Jukes reprit ses esprits en tressaillant :
— « Oui, capitaine.
— Donnez ordre qu’on m’avertisse au moindre changement. » Il se souleva pour remettre le livre sur la planche et arrangea ses jambes sur la couchette. « Fermez la porte de façon qu’elle ne se rouvre pas, voulez-vous ? Je ne peux pas supporter une porte qui bat. Ils ont mis un tas de serrures de camelote sur ce bateau, il faut bien le dire. »
Le capitaine Mac Whirr ferma les yeux.
Il les ferma pour se reposer. Il était fatigué et expérimentait cet état de vide mental qui survient à la suite d’une discussion poussée à fond, et dans laquelle on aurait sorti quelque conviction mûrie au cours de longues années de méditations. En réalité, il venait de faire, à son insu, sa profession de foi, ce qui eut pour effet de laisser Jukes perplexe et se grattant la tête de l’autre côté de la porte pendant un temps assez long.
Le capitaine Mac Whirr ouvrit les yeux.
Il pensa qu’il avait dû dormir. Qu’est-ce que c’était à présent que tout ce vacarme ? Le vent ? Pourquoi ne l’avait-on pas appelé ? La lampe s’agitait dans sa cardan ; le baromètre décrivait des cercles ; la table modifiait sa pente à chaque instant ; une paire de bottes molles, aux tiges affaissées glissa par de-là la couchette. Il allongea le bras prestement et s’empara de l’une d’elles.
La figure de Jukes apparut dans l’entrebâillement de la porte ; sa figure seule, très rouge, les yeux effarés. La flamme de la lampe eut un sursaut ; un morceau de papier s’envola ; le coup de vent enveloppa le capitaine Mac Whirr. Tout en chaussant la botte, il leva un regard interrogateur sur les traits congestionnés de Jukes.

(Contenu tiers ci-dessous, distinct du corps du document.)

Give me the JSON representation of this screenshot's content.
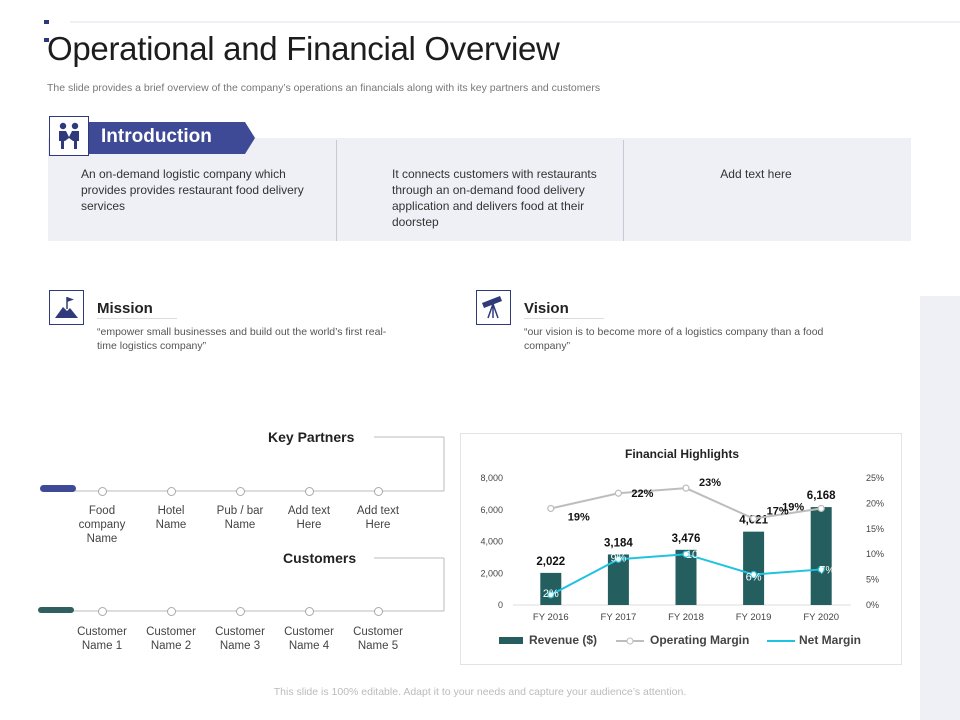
{
  "header": {
    "title": "Operational and Financial Overview",
    "subtitle": "The slide provides a brief overview of the company’s operations an financials along with its key partners and customers"
  },
  "introduction": {
    "label": "Introduction",
    "icon": "handshake-people-icon",
    "columns": [
      "An on-demand logistic company which provides provides restaurant food delivery services",
      "It connects customers with restaurants through an on-demand food delivery application and delivers food at their doorstep",
      "Add text here"
    ]
  },
  "mission": {
    "title": "Mission",
    "icon": "mountain-flag-icon",
    "text": "“empower small businesses and build out the world’s first real-time logistics company”"
  },
  "vision": {
    "title": "Vision",
    "icon": "telescope-icon",
    "text": "“our vision is to become more of a logistics company than a food company”"
  },
  "key_partners": {
    "title": "Key Partners",
    "items": [
      [
        "Food company",
        "Name"
      ],
      [
        "Hotel",
        "Name"
      ],
      [
        "Pub / bar",
        "Name"
      ],
      [
        "Add text",
        "Here"
      ],
      [
        "Add text",
        "Here"
      ]
    ]
  },
  "customers": {
    "title": "Customers",
    "items": [
      [
        "Customer",
        "Name 1"
      ],
      [
        "Customer",
        "Name 2"
      ],
      [
        "Customer",
        "Name 3"
      ],
      [
        "Customer",
        "Name 4"
      ],
      [
        "Customer",
        "Name 5"
      ]
    ]
  },
  "footer": "This slide is 100% editable. Adapt it to your needs and capture your audience’s attention.",
  "colors": {
    "accent": "#3e4a96",
    "accent_dark": "#2f3a7a",
    "panel": "#eef0f6",
    "bar": "#255e5e",
    "operating_margin": "#bdbdbd",
    "net_margin": "#1ec3e0",
    "partners_pill": "#3e4a96",
    "customers_pill": "#2f5f5e"
  },
  "chart_data": {
    "type": "bar",
    "title": "Financial Highlights",
    "categories": [
      "FY 2016",
      "FY 2017",
      "FY 2018",
      "FY 2019",
      "FY 2020"
    ],
    "series": [
      {
        "name": "Revenue ($)",
        "type": "bar",
        "axis": "left",
        "values": [
          2022,
          3184,
          3476,
          4621,
          6168
        ],
        "labels": [
          "2,022",
          "3,184",
          "3,476",
          "4,621",
          "6,168"
        ]
      },
      {
        "name": "Operating Margin",
        "type": "line",
        "axis": "right",
        "values": [
          19,
          22,
          23,
          17,
          19
        ],
        "labels": [
          "19%",
          "22%",
          "23%",
          "17%",
          "19%"
        ]
      },
      {
        "name": "Net Margin",
        "type": "line",
        "axis": "right",
        "values": [
          2,
          9,
          10,
          6,
          7
        ],
        "labels": [
          "2%",
          "9%",
          "10",
          "6%",
          "7%"
        ]
      }
    ],
    "y_left": {
      "min": 0,
      "max": 8000,
      "ticks": [
        "0",
        "2,000",
        "4,000",
        "6,000",
        "8,000"
      ]
    },
    "y_right": {
      "min": 0,
      "max": 25,
      "ticks": [
        "0%",
        "5%",
        "10%",
        "15%",
        "20%",
        "25%"
      ]
    },
    "legend": "bottom",
    "grid": false
  }
}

— « C’est venu comme ça », cria Jukes, « il n’y a pas cinq minutes… brusquement… »
La tête disparut, la porte claqua et l’on entendit aussitôt s’abattre contre elle une pesante gifle liquide puis un crépitement d’averse, comme si l’on eût précipité contre la chambre des cartes un plein seau de grenaille. Un sifflement s’élevait maintenant parmi les bruits vibrants du dehors. L’hermétique chambre de veille semblait aussi balayée par l’air qu’un hangar. Mac Whirr saisit au collet l’autre botte au cours d’une de ses glissades d’un bout à l’autre du parquet. Le capitaine avait bien toute sa tête, mais tout de même il ne parvint pas du premier coup à trouver l’ouverture de la botte pour y enfiler le pied. Les souliers qu’il venait de quitter, gambadaient d’un bout à l’autre de la cabine, se culbutant et cabriolant comme deux caniches. Aussitôt debout Mac Whirr, rageusement, lança vers eux un coup de pied, mais sans résultat.